A pesquisadora reforça que as informações levantadas sobre o comportamento da espécie são relacionadas aos indivíduos que vivem no Pantanal, escolhido para os estudos, mas que os hábitos do mão-pelada podem ser diferentes em outras regiões do Brasil. “Tenho vontade de voltar a pesquisar a espécie em outros lugares, justamente para entender onde costumam se abrigar, por quais ambientes se deslocam, os horários de atividade e outros comportamentos que variam de acordo com as características do ambiente”.
Único representante do gênero no Brasil, o mão-pelada possui “parentes irmãos”, espécies da mesma família distribuídas pelas Américas. “Além do raccoon-do-norte (Procyon lotor), o famoso guaxinim dos filmes que ocorre na América do Norte e Central, existe o raccoon-pigmeu (Procyon pygmaeus), que é exclusivo da Ilha de Cozumel, na América Central”, explica Carolina.

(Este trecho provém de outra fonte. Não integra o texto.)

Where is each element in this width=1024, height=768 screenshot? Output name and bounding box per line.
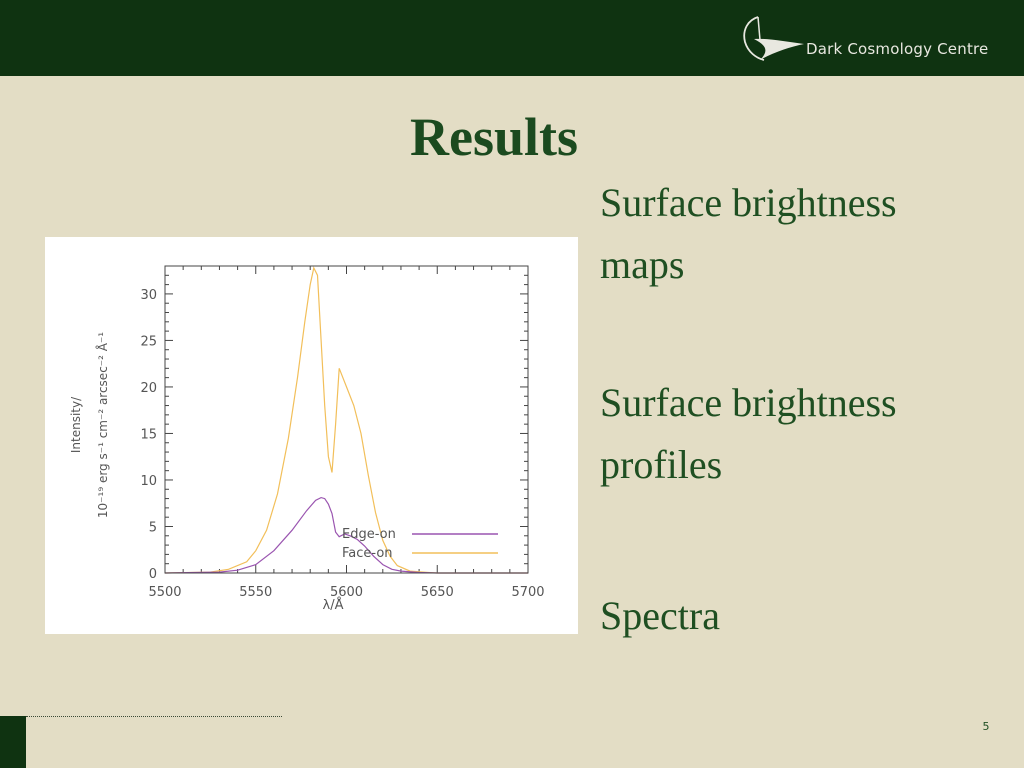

Aqui, o mamífero se assemelha a outras espécies, como o quati e o jupará. “As pessoas confundem bastante o mão-pelada com o quati, principalmente por apresentarem o rabo listrado. No entanto, os quatis geralmente possuem pelagem mais clara, puxada para o avermelhado e o dourado, além de ter o nariz muito mais afinado e o rabo empinado”, detalha.
A bióloga destaca ainda que o comportamento das espécies é oposto: enquanto os quatis são mais desinibidos e possuem hábitos diurnos, os mão-pelada são noturnos e extremamente tímidos.
A espécie não é citada na lista brasileira de animais ameaçados e é classificada como espécie não ameaçada (LC) na lista vermelha da IUCN. No entanto, atropelamentos, poluição dos recursos hídricos e fragmentação dos habitats são ameaças ao mamífero
Ciência e conservação
Carolina explica que descobertas como essas são extremamente importantes para a conservação do meio e das espécies. “Ainda é comum que as pessoas prezem pela proteção das florestas e não se preocupem com a conservação de outros tipos de vegetação, como os campos naturais e o Cerrado, por exemplo. No caso do mão-pelada, ambas são áreas de ocorrência da espécie, por isso a importância de divulgarmos as informações. A partir do momento que eu comprovo que o animal passa uma parcela do tempo naquela determinada área, fica claro que a diminuição ou destruição do local irá prejudicá-lo”, comenta.
“O ideal é que essas descobertas sejam repassadas para órgãos ambientais e secretarias. Assim, as informações podem ser usadas na prática em prol da conservação das espécies”, completa.